Tuesday, January 13, 2009
Yasujiro Ozu's masterpiece has a lot to do with distance, both geographical and emotional. The year is 1953 -- eight years after the bombings of Hiroshima and Nagasaki, events which not only resulted in massive carnage but also scattered and disconnected the lives of survivors -- and an aging couple, the Hirayamas, take a long journey to Tokyo, a place they've never been, to visit their adult children.
First they stay with their son, Koichi, who is a doctor, and his wife, both of whom are respectful but remote; there's no hugging and kissing when they arrive. The grandkids, whom they are seeing for the first time, are a pair of rude, spoiled brats who make no pretense of wanting to be around these old strangers who have invaded their home. The son and his wife aren't that crazy about the old folks either, as the family has its own life to lead and this visit just gets in their way. When the couple visit their daughter, Shige, and her husband, it's the same story: the daughter acts pleasant, but doesn't want to spend anymore money or time on than she absolutely must. She pawns them off on Noriko, their widowed daughter-in-law whose husband died in the war; unlike the others, she not only enjoys their company but does everything she can for them, as they are her last link to her married past.
At the insistence of Shige and Koichi, the Hirayamas then spend a few days at a spa, which turns out to be populated entirely by young people and in which they feel entirely out of their element. After a sleepless night, they return early, unintentionally spoiling Shige's plans for the coming week.

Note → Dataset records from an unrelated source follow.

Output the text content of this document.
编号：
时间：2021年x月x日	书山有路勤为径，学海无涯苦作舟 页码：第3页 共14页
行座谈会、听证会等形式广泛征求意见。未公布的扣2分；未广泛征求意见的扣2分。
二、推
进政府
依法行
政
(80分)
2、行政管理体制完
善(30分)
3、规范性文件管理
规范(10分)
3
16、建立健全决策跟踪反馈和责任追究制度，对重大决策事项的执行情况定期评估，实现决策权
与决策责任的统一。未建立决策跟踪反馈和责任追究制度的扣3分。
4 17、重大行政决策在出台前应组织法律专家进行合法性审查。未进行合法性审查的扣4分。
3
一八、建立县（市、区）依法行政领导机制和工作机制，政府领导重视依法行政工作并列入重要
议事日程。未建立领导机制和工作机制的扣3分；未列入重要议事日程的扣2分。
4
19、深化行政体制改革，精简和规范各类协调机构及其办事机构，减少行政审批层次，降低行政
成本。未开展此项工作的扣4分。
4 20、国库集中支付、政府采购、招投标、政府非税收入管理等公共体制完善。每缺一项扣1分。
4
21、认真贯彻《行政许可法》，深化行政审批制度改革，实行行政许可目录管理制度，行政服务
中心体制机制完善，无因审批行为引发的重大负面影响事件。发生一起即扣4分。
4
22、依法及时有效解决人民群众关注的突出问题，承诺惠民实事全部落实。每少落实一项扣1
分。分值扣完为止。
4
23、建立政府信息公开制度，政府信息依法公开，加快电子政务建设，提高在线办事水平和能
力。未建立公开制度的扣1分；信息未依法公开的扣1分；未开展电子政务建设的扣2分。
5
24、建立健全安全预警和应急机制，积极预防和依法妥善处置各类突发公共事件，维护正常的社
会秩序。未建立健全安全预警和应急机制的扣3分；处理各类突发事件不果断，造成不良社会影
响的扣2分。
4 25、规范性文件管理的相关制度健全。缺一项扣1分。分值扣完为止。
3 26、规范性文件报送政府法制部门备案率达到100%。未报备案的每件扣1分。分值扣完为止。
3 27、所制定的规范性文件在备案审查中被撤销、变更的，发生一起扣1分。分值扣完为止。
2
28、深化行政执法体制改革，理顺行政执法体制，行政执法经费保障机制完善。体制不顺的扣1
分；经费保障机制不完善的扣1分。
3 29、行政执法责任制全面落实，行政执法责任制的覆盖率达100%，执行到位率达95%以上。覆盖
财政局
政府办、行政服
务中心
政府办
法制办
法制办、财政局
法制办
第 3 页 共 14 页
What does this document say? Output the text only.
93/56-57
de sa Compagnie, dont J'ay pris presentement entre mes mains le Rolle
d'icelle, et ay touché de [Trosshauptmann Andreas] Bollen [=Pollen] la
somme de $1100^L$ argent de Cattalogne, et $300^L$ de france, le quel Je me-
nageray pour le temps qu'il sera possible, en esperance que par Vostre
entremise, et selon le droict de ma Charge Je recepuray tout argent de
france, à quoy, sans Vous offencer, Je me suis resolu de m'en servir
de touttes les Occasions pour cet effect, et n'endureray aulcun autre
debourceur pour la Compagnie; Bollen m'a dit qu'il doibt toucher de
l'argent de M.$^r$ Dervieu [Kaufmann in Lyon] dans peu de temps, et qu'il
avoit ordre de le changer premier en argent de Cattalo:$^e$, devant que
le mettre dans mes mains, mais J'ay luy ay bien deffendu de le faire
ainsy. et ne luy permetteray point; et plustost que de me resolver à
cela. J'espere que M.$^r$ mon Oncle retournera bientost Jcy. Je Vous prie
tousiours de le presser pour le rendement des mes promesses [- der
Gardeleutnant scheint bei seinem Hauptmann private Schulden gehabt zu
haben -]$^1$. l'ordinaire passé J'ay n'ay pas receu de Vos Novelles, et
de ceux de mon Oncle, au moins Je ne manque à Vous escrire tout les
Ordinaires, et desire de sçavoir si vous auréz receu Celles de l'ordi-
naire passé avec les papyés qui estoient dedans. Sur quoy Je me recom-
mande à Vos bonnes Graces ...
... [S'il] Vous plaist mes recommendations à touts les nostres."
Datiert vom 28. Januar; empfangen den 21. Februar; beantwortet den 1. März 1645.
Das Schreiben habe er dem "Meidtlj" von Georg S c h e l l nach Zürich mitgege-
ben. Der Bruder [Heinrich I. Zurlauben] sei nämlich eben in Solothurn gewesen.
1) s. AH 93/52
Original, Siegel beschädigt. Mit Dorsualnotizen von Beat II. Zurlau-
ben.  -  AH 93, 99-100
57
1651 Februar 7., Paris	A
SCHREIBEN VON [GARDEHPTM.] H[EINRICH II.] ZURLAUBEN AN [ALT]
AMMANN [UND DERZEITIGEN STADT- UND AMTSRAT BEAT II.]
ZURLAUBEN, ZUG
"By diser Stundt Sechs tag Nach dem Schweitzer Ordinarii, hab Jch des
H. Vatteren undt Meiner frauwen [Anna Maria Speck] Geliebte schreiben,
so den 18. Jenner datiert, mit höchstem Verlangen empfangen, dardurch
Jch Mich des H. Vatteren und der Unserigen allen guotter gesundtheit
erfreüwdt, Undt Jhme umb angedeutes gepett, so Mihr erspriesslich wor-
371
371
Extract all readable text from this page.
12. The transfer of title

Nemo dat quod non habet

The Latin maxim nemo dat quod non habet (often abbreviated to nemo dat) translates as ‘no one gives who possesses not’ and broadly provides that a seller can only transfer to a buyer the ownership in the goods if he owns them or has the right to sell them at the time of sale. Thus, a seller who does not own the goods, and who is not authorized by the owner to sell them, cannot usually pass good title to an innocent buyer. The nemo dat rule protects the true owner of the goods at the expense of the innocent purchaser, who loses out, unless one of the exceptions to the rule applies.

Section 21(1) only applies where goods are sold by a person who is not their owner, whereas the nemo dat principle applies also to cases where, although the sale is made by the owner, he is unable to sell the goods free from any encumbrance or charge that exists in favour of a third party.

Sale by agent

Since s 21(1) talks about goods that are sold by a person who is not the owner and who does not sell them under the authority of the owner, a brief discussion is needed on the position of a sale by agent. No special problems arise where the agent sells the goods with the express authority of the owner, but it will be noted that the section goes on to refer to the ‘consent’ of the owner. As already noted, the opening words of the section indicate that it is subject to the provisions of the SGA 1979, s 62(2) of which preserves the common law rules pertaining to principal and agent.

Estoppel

The trip, which they hoped to be a joyful reunion, turns out to be little more than one long somber letdown, which they endure with a stoic sense of denial, continually making up excuses for children who clearly see them as nothing but a bother. They lie to each other about how happy they are for their children, and how successful they all are, if only because the truth is too painful to bear. One night, the old man goes out for a night on the town with an old friend and gets drunk and says that he is sorry to realize that Koichi not only doesn't live in thriving Tokyo but is merely a doctor in an outlying suburb.
Ozu is not the first name you think of when you think of epic or grand-scale, yet to me that's exactly what they are: big, big films about crucial episodes in human life, in this case the disappointment that simply comes with living and aging, with realizing that certain dreams not only won't be met but will often be cruelly rebuffed, that the more you try to remind yourself how good life is, the more life will mock you. This goes not just for the Hirayamas but for their children, who clearly have some issues with their parents they have buried. A younger daughter, Kyoko, lives with them at home, and she apparently feels nothing but love for them, but we also learn that the father gave up drinking when she was born. There is also another son, Noriko's late husband, who apparently inherited his father's taste for sake and made life hard for his wife. And there is also another son, whom he don't meet until the end, and who makes no effort to see them at all until it's too late.
"Isn't life disappointing?" Kyoko says late in the film, after a final tragedy that brings the family together for a last time. To many, it's the key line in all of Ozu's work, yet the film never feels any more dour or grim than it has to be. He doesn't dramatize or exaggerate grief so much as he observes it, sympathetically, gracefully, and with extraordinary humanity. This is a great, sad film about human life, which is also great and also, inevitably, sad.